Por Carlos Esteban – gaceta.es

Anarcotiranía es el nombre del juego al que casi todos los gobiernos de Occidente juegan ahora. Usted, apuesto mis ingresos de un mes, vive bajo la anarcotiranía, aunque nunca haya oído la palabra, aunque el gobierno bajo el que viva lleve la etiqueta de izquierda o la de derecha, porque los nombres siempre sobreviven a los conceptos.

Anarcotiranía significa tiranía para unos, los ciudadanos, digamos, normales, los cumplidores de la ley, la mayoría social, a los que se imponen las normativas más liberticidas, más inconcebiblemente restrictivas, más costosas y empobrecedoras; y anarquía para los otros, para los que mandan y para sus grupos protegidos, las «víctimas certificadas», las tribus que constituyen la fuerza de choque del progresismo. La anarcotiranía tiene precisamente su excusa en la «ampliación de derechos» –a costa de todos los demás– de esos grupos protegidos, de esas mascotas del poder.

Anarcotiranía, en toda su crueldad, es lo que acaba de disponer el Tribunal Supremo de Texas (un estado gobernado por un republicano, un estado «conservador») en el caso de un hombre que lleva años luchando para que no apliquen la castración química a su hijo, menor de edad, con la excusa de que la madre, que tiene la custodia, ha decidido que, en realidad, es una niña.

Jeffrey Younger ha perdido el caso en el alto tribunal en una demanda interpuesta para evitar que su exmujer se llevara al hijo de ambos a California, donde podría hacer la transición médica. Younger, que lleva años luchando, dice que ya lo ha intentado todo y no le queda más por hacer. La suerte está echada.

En 2019, un jurado de Dallas se pronunció contra Younger, el padre que está intentando proteger a su hijo, entonces de 7 años, James, de la castración química inherente a la «transición» al género femenino. Eso significa que la madre de James, Anne Georgulas, podrá seguir adelante con su intención de convertirlo en «Luna», ahora con el respaldo de las autoridades para empezar a tratarle con bloqueadores de la pubertad y, más adelante, con tratamientos hormonales que deberá mantener toda su vida si eligiera seguir ese camino.

Más humillante aún, es probable que el veredicto también signifique que Younger quede obligado a «afirmar» a James como «Luna» e incluso asistir a clases de «concienciación» transexual.
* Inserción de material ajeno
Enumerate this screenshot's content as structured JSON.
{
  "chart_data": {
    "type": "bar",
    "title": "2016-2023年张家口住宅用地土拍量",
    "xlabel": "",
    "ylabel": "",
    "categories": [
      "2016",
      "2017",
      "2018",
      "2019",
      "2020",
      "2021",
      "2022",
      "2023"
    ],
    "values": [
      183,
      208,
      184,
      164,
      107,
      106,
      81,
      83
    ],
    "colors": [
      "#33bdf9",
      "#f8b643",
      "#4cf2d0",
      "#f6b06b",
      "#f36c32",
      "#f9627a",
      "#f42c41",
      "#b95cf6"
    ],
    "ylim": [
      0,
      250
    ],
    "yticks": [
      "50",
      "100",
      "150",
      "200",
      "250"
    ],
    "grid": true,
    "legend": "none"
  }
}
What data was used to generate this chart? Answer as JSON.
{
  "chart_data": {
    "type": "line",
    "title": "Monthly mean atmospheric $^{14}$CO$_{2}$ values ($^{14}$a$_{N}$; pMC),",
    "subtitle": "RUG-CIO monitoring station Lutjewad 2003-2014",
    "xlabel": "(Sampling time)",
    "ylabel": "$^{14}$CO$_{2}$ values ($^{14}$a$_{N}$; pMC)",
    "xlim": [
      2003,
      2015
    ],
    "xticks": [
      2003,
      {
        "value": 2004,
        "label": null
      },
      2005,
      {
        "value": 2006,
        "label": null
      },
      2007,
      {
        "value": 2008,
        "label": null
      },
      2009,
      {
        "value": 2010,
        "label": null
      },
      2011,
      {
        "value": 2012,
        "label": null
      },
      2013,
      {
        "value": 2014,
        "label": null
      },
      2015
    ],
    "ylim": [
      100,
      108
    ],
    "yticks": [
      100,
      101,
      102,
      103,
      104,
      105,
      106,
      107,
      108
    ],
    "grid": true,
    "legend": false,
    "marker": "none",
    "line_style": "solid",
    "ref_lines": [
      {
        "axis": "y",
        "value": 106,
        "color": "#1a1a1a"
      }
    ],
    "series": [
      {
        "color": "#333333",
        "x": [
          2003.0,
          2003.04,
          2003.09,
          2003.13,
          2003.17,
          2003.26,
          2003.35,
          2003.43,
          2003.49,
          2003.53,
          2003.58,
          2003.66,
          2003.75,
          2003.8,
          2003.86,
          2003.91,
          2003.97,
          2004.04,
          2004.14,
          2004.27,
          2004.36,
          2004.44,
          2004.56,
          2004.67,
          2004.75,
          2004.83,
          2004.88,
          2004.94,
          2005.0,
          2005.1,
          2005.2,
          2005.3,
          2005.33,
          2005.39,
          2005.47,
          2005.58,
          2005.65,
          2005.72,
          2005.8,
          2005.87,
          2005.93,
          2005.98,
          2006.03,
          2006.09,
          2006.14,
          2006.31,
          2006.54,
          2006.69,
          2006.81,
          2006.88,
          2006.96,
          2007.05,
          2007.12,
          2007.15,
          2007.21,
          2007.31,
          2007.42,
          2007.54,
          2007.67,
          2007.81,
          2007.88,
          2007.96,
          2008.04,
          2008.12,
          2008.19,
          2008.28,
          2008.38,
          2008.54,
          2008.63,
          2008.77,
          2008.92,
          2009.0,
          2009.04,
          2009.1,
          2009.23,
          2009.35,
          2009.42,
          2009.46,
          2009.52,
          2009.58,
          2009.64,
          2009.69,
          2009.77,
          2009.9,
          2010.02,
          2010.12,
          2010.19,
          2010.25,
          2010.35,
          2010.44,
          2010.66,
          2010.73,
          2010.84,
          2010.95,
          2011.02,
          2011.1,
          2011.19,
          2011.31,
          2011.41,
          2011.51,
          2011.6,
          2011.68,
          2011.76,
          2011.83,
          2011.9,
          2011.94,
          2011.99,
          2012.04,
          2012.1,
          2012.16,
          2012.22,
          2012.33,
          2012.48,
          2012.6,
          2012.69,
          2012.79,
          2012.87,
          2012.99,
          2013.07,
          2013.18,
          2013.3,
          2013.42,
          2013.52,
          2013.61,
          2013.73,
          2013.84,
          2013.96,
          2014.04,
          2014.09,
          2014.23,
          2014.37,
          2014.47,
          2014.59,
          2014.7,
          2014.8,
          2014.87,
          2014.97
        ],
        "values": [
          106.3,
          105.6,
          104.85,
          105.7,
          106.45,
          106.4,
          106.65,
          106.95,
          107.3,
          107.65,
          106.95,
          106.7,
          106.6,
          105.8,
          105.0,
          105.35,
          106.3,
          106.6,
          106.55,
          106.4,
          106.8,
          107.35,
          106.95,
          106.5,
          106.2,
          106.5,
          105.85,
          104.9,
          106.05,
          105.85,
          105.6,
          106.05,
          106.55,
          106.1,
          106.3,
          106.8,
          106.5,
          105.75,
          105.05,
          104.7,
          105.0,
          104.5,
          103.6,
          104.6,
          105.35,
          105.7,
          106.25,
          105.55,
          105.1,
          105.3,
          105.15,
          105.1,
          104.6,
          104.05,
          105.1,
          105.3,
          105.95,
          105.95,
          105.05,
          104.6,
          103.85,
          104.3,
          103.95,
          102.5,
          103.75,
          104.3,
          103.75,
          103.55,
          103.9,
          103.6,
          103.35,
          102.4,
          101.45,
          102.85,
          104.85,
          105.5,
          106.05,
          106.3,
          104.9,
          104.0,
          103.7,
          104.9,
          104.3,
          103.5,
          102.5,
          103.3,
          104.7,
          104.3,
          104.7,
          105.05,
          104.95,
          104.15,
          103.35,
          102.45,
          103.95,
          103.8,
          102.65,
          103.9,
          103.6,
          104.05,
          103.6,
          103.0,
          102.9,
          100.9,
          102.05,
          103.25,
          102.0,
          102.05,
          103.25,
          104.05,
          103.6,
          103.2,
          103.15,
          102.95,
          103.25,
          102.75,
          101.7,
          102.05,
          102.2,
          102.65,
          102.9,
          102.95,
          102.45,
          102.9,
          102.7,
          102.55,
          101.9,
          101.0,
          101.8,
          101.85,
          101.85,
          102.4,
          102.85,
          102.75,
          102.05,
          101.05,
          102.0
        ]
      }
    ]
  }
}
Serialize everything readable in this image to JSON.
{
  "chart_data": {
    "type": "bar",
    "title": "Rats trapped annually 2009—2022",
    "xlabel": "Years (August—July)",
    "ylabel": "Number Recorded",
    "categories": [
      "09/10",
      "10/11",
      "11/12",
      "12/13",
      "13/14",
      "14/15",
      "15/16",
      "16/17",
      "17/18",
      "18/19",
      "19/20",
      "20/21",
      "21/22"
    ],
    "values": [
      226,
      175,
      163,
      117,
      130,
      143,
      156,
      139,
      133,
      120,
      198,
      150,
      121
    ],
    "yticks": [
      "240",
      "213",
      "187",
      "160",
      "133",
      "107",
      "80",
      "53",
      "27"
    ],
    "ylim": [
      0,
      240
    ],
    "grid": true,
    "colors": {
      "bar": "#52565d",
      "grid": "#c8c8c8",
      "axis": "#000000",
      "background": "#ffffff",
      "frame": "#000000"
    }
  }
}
Porque ese es el detalle de verdadero sadismo que incluye la legislación trans, incluida la ley de Irene Montero recién aprobada en España: no basta con «tolerar»; hay que «afirmar». Al antiguo tirano le bastaba nuestra obediencia; el de hoy, exige nuestro entusiasmo.

«El Tribunal Supremo se ha opuesto a mi demanda, rescindiendo efectivamente mi patria potestad. Mis hijos pueden ya ser castrados químicamente en California. Texas es un imperio de abuso infantil, dirigido por jueces de Texas», ha declarado Younger. Esto, después de que la jueza Kim Cooks decretara que ambos padres deberían tener una «tutela de gestión conjunta», en la que cada uno pueda tener «opinión en su tratamiento médico».

Younger había emitido una petición el 16 de diciembre para tratar de conservar sus derechos de paternidad después de que su exesposa se llevara a los niños a California.

Desde el pasado domingo, California tiene en vigor una ley que establece que los niños en ese estado no serán devueltos a su estado de origen en caso de que el estado de origen impida que los niños hagan la transición médica para presentarlos como del sexo opuesto.

Porque el pequeño James no puede votar, no puede beber alcohol o fumar, no puede conducir, no puede emprender acciones legales por su cuenta; ni siquiera puede ir a una excursión del colegio sin permiso de sus padres, porque el Estado entiende, siempre ha entendido, que no tiene edad para tomar decisiones cuyas consecuencias no está maduro para comprender y consentir. Y, sin embargo, la ley le da el poder de decidir sobre algo que, además de imposible, tendrá efectos irreversibles para el resto de su vida.